Hoy, años después, cuando rememora, encuentra los perfiles débiles y esquivos de ese día contrastados con una verdad desempolvada, pues como una gema que se descubre en un cuarto de viejos despojos, la posible falsedad de su argumento, aquella “pasión” que nadie, salvo el atrevido profesor, supo poner en entredicho, destacaba en el claroscuro de su conciencia como una mentira tecnicolor.

Había sido juez y jurado de su argumento y había perdido el litigio, ni siquiera sabía por qué. Aquel Profesor le había implantado la duda y esta encontró terreno fértil pues no había otra certeza que deslumbrar y no había otro móvil que hacerse creer complejo.

Y, como ya deben haber imaginado, no había pasión.



Caracas
2014

domingo

El presente.

"Una mañana despertó, y antes que nada, sonrió.
Lo había soltado todo, había quitado las amarras que tantos años le había costado formar. De repente, dejó todo a la gravedad, y todo se alejó de ella.
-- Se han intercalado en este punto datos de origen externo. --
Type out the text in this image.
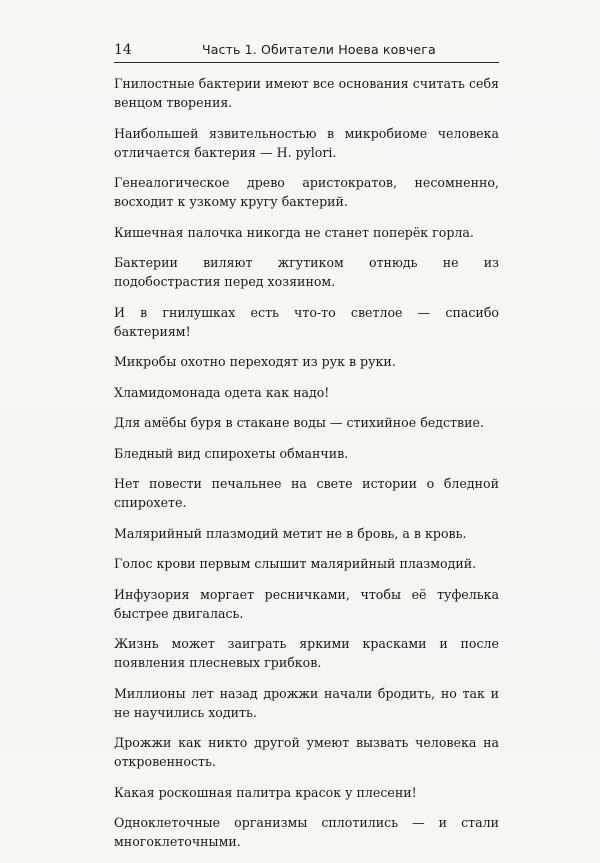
14	Часть 1. Обитатели Ноева ковчега

Гнилостные бактерии имеют все основания считать себя венцом творения.

Наибольшей язвительностью в микробиоме человека отличается бактерия — H. pylori.

Генеалогическое древо аристократов, несомненно, восходит к узкому кругу бактерий.

Кишечная палочка никогда не станет поперёк горла.

Бактерии виляют жгутиком отнюдь не из подобострастия перед хозяином.

И в гнилушках есть что-то светлое — спасибо бактериям!

Микробы охотно переходят из рук в руки.

Хламидомонада одета как надо!

Для амёбы буря в стакане воды — стихийное бедствие.

Бледный вид спирохеты обманчив.

Нет повести печальнее на свете истории о бледной спирохете.

Малярийный плазмодий метит не в бровь, а в кровь.

Голос крови первым слышит малярийный плазмодий.

Инфузория моргает ресничками, чтобы её туфелька быстрее двигалась.

Жизнь может заиграть яркими красками и после появления плесневых грибков.

Миллионы лет назад дрожжи начали бродить, но так и не научились ходить.

Дрожжи как никто другой умеют вызвать человека на откровенность.

Какая роскошная палитра красок у плесени!

Одноклеточные организмы сплотились — и стали многоклеточными.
Quedó desnuda, quedó huérfana, quedó libre.
Ana María, nunca había estado más sola, y nunca más feliz."

Juan escribía la historia de Ana María. Quería significar que no necesitamos más que aquello con lo que nacemos. Pero esa consciencia pura, conectada, primitiva, la perdemos en el proceso de crecer. La perdemos mientras vamos creando apegos a juguetes, ropa, gadgets, personas, momentos. 

Y de repente, habiendo llegado a este mundo como un ser completo, años después nos encontramos fraccionados, repartidos en anhelos, en apegos, en anticipaciones y en necesidades que no son tal.  Entonces aquello que debería sumar: las sonrisas, los abrazos, los besos, las palabras, comienza a restar, por nuestras ganas de retener.

"El beso apenas comienza. Ese beso comienza en la primera mirada que atrae a las bocas, la mirada definitiva que inaugura la carrera convergente de las bocas al encuentro. Ese beso se extiende como mermelada sobre pan, con cada centímetro ganado por la proximidad de las bocas, por cada aliento mutuo que las narices respiran. El beso se saborea desde la anticipación. Y los labios se encuentran. Cada uno de sus terminales nerviosos va recibiendo la suavidad de la piel. Registra los movimientos, siente el calor. Se van acumulando las huellas de un beso nunca antes dado. Los labios se entreabren y dejan salir el deseo en forma de aliento. Llega la segunda avanzada con la lengua a la vanguardia, nos sumimos en otro mundo nuevo, el más primitivo, la lengua nos regala la humedad de la vida. La piel se eriza, y las manos aprietan la cintura. Eran dos que inauguraron un beso, uno que no se dio nunca antes, y que ya nunca se volverá a dar."

Juan escribía sobre el beso que había dado. Y ahora, unas ocho horas después lo saboreaba mejor que en el momento en que lo dio. Se daba cuenta que, mientras los ojos se miraban, que mientras las caras se acercaban, mientras los labios se tocaban, y mientras las lenguas se enredaban, él sólo pensaba en el próximo paso, y no saboreaba la inmensidad del presente. Pues buscaba retener.

Había diseñado estrategias para que sus cuerpos no se alejaran. Pero se alejaron, como tenía que pasar. Ahora, ocho horas después, entendía que por intentar retener, había dejado ir el momento. Hoy, ocho horas después entendía, que de haber vivido, ese beso aún estaría en tránsito.

Y pensó en Ana María, que no existía, o si. En Ana María, que había abandonado toda pretensión de poseer, y ahora echada en su cama, hipotética cama, o no, lo tenía todo.